FREEDOM RIDERS
05/24/2021
Sixty years ago this week, in May 1961, Freedom Riders rolled into Montgomery, Alabama, in an effort to end racial segregation in a South still fighting the Civil War.
And as in every other major social issue from war to peace, reporters were there to chronicle the problem, and to show the whole world what racial injustice was really like.
But until the news media really got involved in the story, the lynchings, beatings and police dogs were merely small local stories, unconnected with each other. Brutality was seen only in the abstract and in a kind of disembodied body count, “14 students were injured today in what was supposed to be a nonviolent demonstration.”
But then, day after day on the evening news, the nation, and world, saw real people, black and white, being clubbed and attacked.
Of course, not all media or reporters favored integration.
On WLBT, of Jackson, Mississippi, every time a civil rights story was run on the network news, the station mysteriously experienced “technical difficulties” that lasted until the story was over. But WLBT eventually lost its license for being unresponsive to the community, so even those racist actions had a positive outcome.
It is illustrative of the impact the reporters were having when we see they themselves became targets of police brutality. “Get the camera” became almost a first-strike necessity before proceeding with “normal” head-bashing taking place.
Police officers were seen removing their badges so they could not be identified on camera. Reporters were seen by officials as part of the problem, rather than part of the solution.
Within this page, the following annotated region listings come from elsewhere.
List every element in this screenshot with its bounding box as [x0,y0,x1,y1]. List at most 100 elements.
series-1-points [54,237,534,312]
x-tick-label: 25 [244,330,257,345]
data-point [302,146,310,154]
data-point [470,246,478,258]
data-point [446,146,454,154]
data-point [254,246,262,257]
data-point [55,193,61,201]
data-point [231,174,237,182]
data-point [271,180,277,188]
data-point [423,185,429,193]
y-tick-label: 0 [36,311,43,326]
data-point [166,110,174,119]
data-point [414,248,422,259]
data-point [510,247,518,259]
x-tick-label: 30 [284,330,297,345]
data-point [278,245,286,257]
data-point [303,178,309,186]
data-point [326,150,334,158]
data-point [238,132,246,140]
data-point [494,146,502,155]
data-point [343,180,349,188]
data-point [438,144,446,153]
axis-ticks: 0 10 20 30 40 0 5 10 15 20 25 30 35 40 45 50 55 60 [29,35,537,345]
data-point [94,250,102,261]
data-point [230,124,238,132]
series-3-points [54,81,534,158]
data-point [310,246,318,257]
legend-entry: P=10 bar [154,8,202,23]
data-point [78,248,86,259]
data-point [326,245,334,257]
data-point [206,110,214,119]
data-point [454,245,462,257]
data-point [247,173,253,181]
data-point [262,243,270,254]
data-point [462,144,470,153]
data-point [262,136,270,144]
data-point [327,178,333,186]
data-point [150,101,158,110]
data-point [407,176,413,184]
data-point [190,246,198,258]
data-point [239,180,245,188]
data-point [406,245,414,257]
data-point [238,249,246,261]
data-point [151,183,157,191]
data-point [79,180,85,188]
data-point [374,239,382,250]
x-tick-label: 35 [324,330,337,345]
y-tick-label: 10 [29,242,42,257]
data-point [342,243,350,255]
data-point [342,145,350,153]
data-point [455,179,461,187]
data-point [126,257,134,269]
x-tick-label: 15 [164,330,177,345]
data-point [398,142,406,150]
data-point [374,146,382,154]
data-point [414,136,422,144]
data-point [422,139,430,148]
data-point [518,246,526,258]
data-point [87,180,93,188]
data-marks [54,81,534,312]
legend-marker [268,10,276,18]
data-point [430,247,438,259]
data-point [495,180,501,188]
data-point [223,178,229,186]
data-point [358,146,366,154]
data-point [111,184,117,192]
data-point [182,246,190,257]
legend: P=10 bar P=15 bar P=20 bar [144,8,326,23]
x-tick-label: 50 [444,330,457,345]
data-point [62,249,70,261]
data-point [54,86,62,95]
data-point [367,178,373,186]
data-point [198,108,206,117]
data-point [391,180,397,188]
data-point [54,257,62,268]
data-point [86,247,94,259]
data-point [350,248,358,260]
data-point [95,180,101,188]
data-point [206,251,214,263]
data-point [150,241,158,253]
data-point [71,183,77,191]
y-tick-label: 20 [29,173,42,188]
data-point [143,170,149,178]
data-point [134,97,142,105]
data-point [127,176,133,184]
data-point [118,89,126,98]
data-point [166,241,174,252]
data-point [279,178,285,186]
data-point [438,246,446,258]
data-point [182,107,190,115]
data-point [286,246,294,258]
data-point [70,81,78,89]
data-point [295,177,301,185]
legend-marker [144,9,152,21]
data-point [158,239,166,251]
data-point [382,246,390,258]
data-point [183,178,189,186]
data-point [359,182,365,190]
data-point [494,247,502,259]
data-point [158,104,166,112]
The Freedom Riders, and all of the coverage of the civil rights movement, vividly showed the importance of a free and responsible press in promoting social justice and welfare.
But of course, this is a two-edged sword. The same media that covered the Freedom Riders, are the same media that must be allowed to show the human failures of social icons and those we, and the media, make into temporary heroes.
Reporters are supposed to give us the whole story, both the good and the bad. Without that freedom, the gains won by the Freedom Riders are made null and void.